Even reliably supportive journals get short shrift when they ask critical questions of the EU and its reliable lack of transparency. The leaders excuse themselves.
EUobserver has challenged the European Parliament (EP) to publish, in the public interest, the documents prepared by an ad-hoc working group charged to propose options to reform the allocation of MEP’s expenses (see https://euobserver.com/institutional/142867 ).
“MEPs receive €4,416 per month to cover office expenses, but are not required to keep receipts or return any unused sums at the end of their mandate.” “All 751 MEPs receive the monthly GEA [general expenditure allowance] lump sum of €4,416 with no questions asked.”
“This has led to criticism and controversy – and a majority of MEPs have expressed support for at least some reform of the system.”
“On 2 July [2018], the parliament’s body in charge of internal procedures, the Bureau, decided to go only for a minimal reform of the system – rejecting some changes requested by a parliament majority. …For example, the Bureau rejected a requirement for MEPs to at least keep receipts.”
In July the Secretary-General of the EP, Klaus Welle, replied to reject an application from EUobserver, which then appealed the decision and lost the appeal. It’s worth reporting in some detail the reasons given, by Hungarian MEP Livia Jaroka who is the EP vice president for matters relating to access to documents and a member of the Bureau:
“The confidentiality of the deliberations, and of its relevant documents, guaranteed, on the one hand, that alternatives would be presented without reservation by the working group to the Bureau and, on the other hand, the possibility for the Bureau to hold a frank and open discussion, based on thorough information on all possible alternatives,” Jaroka wrote.
“If the requested documents … were disclosed to the public, similar working groups in the future would not be able to fulfil their task of advising the Bureau, as their members would refrain from proposing innovative alternatives and the information submitted to the Bureau would not be as comprehensive as in the present case“.
The EU’s own ‘access to documents’ regulation: ( http://www.europarl.europa.eu/RegData/PDF/r1049_en.pdf if you are fascinated by such stuff), notes that the Treaty on European Union (TEU) “enshrines the concept of openness… in which decisions are taken as openly as possible”. And “In principle, all documents of the institutions should be accessible to the public.”
Clearly some documents are especially sensitive, or it may not be in the public interest to publish them, but the regulation allows an EU institution (the EP is one of these) to keep documents secret in such exceptional cases. The denial from the Bureau does not seem to justify such a claim. It would certainly seem to be in the public interest for us to know how taxpayers’ money is spent and what procedures are in place to monitor and manage expenditure such as MEP’s expenses.
Jaroka again: “…parliament has to consider that the interest that you [EUobserver] invoke does not outweigh the interest in the protection of parliament’s internal decision-making process,”
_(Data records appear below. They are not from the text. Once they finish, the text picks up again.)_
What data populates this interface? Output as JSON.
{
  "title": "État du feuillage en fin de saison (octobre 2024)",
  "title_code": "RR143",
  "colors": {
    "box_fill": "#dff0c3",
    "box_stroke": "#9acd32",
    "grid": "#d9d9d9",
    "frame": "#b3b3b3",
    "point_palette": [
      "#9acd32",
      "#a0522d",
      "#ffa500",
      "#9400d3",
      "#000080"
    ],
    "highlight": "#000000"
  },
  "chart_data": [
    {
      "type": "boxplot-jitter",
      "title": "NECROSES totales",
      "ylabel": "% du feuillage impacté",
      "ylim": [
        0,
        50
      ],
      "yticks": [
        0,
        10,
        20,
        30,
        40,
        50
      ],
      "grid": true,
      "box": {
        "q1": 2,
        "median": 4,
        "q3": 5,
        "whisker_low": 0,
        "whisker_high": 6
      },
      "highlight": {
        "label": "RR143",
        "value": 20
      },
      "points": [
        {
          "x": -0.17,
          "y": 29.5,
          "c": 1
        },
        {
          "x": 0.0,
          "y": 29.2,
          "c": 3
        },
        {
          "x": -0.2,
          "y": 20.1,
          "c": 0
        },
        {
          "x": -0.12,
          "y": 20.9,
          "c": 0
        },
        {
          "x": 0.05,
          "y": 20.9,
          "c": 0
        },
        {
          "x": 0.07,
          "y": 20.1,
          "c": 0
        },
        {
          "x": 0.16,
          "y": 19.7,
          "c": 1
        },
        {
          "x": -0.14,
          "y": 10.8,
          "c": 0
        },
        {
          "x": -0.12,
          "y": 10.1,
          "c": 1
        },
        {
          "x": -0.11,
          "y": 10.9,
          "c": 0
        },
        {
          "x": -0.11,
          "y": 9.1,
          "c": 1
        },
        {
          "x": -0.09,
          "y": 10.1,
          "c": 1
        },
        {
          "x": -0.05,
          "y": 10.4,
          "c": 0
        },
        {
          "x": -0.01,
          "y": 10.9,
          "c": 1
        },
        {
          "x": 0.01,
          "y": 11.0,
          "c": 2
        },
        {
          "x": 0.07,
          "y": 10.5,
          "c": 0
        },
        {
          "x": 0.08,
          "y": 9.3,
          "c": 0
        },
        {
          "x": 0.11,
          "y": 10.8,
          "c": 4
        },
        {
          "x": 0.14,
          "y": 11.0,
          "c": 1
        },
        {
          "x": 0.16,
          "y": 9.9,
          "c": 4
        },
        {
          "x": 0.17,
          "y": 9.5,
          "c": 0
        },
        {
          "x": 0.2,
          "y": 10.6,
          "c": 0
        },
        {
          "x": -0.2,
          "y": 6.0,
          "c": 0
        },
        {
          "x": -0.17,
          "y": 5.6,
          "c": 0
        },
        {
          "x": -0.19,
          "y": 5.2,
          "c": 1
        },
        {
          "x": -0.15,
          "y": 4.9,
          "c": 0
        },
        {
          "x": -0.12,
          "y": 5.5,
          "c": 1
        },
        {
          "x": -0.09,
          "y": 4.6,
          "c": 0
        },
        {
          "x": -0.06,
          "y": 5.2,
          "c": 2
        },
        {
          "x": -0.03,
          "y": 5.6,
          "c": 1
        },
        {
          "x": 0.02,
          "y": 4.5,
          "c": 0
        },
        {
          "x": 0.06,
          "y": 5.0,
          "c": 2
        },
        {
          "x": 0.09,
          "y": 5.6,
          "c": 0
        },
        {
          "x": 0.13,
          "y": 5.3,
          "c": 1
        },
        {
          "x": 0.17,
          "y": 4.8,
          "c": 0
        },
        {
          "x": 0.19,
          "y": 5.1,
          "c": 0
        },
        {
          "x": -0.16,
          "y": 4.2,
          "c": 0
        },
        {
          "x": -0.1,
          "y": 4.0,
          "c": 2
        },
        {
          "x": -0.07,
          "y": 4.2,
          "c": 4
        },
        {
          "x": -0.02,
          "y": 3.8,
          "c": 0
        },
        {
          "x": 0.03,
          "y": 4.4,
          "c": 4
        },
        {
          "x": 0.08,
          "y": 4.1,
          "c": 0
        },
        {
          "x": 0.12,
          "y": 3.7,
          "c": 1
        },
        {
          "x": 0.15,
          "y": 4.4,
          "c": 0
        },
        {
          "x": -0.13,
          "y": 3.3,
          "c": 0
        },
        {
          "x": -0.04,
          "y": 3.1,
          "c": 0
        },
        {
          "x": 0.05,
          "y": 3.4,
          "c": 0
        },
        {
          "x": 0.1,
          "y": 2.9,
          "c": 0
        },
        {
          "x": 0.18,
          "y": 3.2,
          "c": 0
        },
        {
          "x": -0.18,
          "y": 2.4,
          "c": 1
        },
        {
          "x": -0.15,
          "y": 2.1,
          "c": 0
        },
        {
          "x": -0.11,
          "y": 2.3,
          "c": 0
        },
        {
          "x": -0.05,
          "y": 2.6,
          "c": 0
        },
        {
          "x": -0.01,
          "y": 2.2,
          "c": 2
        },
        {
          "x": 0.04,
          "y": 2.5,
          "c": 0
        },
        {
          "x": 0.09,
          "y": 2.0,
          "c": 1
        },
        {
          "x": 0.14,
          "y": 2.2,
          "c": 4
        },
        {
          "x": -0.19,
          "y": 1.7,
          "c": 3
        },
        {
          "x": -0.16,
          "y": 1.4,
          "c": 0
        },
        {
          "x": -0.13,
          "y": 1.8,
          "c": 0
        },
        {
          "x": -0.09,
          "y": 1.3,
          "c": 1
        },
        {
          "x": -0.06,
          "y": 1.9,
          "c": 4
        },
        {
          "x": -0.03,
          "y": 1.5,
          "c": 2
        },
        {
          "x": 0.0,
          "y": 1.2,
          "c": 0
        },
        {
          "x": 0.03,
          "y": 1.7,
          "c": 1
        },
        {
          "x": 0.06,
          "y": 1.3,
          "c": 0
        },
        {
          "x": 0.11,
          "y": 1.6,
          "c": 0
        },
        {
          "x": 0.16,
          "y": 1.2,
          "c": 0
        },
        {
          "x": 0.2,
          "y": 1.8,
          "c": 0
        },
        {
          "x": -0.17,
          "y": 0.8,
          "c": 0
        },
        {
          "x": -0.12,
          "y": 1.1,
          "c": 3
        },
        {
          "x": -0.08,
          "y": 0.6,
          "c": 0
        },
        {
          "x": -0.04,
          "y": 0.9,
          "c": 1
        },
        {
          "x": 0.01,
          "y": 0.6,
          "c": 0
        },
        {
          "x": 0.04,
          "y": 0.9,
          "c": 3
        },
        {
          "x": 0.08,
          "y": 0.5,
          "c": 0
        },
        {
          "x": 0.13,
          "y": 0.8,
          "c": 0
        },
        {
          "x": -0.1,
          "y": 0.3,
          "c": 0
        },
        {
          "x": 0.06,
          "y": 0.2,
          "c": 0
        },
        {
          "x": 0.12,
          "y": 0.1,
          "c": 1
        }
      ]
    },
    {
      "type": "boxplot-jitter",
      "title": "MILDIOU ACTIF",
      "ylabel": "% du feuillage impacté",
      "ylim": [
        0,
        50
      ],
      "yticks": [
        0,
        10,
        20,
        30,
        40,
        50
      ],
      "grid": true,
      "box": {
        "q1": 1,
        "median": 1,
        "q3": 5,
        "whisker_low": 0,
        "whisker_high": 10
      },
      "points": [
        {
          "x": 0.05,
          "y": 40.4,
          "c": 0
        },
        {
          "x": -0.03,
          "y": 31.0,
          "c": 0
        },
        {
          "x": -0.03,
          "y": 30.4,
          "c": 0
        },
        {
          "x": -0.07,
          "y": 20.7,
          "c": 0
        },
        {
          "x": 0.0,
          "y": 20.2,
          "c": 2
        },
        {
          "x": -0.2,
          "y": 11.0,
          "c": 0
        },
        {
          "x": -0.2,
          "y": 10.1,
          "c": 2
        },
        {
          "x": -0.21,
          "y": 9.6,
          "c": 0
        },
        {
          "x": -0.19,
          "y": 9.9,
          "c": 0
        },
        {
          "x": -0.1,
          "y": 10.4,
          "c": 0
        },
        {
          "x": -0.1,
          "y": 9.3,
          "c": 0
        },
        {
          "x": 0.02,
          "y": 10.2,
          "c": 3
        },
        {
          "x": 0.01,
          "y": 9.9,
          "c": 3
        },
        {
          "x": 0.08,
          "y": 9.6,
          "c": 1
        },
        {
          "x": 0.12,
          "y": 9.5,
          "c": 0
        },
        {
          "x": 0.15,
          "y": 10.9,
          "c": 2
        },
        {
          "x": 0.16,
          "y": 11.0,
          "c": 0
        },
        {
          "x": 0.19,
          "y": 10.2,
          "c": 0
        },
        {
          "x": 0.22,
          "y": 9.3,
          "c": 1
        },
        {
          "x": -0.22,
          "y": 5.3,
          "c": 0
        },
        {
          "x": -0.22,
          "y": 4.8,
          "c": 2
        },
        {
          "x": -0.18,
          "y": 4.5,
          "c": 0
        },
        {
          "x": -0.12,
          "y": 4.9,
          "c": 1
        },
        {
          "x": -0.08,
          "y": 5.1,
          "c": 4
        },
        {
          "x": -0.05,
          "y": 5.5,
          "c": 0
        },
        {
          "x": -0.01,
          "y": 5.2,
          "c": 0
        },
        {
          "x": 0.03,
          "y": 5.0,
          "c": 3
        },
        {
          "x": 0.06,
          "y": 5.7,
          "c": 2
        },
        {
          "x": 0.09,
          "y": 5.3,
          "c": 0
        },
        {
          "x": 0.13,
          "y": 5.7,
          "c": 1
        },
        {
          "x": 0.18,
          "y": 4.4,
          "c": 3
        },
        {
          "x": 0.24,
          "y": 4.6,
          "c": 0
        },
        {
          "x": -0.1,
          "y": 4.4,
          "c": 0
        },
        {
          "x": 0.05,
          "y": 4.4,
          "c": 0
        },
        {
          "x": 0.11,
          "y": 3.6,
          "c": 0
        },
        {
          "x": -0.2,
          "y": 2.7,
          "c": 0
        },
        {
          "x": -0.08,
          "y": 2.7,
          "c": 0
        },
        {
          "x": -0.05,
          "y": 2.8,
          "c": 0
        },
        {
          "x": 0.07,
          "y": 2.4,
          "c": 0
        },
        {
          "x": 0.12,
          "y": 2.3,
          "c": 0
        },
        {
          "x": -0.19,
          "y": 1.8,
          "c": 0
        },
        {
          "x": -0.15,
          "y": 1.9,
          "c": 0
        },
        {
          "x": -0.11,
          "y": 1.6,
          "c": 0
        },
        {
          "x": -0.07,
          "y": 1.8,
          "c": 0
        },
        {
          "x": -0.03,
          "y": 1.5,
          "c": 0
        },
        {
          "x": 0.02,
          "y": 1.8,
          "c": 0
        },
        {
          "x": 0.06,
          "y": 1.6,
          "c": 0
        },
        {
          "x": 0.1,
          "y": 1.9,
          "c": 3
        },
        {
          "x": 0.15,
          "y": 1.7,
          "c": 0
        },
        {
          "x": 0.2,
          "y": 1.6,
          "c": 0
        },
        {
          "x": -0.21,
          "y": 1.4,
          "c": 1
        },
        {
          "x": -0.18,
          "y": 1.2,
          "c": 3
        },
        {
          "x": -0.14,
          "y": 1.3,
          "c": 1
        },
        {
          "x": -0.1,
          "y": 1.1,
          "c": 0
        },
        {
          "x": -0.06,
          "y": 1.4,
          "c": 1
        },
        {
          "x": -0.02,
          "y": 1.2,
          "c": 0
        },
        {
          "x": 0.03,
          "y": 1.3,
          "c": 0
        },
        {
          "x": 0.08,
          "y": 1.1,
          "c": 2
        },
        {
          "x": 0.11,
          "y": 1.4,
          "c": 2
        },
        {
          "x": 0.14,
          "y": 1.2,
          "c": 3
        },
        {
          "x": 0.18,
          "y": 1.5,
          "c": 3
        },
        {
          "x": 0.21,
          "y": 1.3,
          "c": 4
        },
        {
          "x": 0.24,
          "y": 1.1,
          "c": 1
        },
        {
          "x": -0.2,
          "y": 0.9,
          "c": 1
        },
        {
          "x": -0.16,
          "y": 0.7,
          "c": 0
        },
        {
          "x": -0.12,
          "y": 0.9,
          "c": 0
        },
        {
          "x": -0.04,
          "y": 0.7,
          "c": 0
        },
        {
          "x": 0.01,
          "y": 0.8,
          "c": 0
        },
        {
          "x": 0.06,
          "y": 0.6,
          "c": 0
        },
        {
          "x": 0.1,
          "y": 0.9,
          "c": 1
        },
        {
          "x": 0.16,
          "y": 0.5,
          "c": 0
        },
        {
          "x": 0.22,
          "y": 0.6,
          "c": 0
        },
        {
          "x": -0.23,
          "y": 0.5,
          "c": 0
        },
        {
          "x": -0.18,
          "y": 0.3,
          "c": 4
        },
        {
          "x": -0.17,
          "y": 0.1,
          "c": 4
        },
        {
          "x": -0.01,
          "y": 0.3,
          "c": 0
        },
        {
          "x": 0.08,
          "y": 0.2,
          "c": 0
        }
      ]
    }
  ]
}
That argument is entirely consistent with the EU’s hierarchy of ‘values’, which put the interests of the EU above any interests of the citizens they claim take priority (see TEU quotes above). By “protection” we may assume that she means to protect the mysterious and secret ways in which EP decisions are made (and EU decisions more widely). [1]
To be fair to the EP, here is Heidi Hautala, a Finnish MEP (Green) and a member of the Bureau:
“The credibility of the European Parliament is at stake: we cannot demand openness and transparency from others, if those principles are not followed within our own institution. … The Bureau should be accountable to the MEPs and the EU citizens as a whole, and respond to their justified worries.”
She echoes what may well be the majority view among MEPs, according to EUobserver.
However, we note that, while the decision to deny access to the documents was made within the EP, such decisions are consistent with the low status of the EP among the EU’s institutions.
“Meanwhile, the [European] Court of Justice has announced that it will rule next week in a case that also involves the GEA. Several journalists had requested copies of documents related to MEP’s travel expenses, subsistence allowances, office expenses and assistants expenses. The parliament had rejected the requests. The Luxembourg-based court will decide on 25 September whether to annul that rejection.”
We wait with interest to see how the ECJ treats the EP in this related case.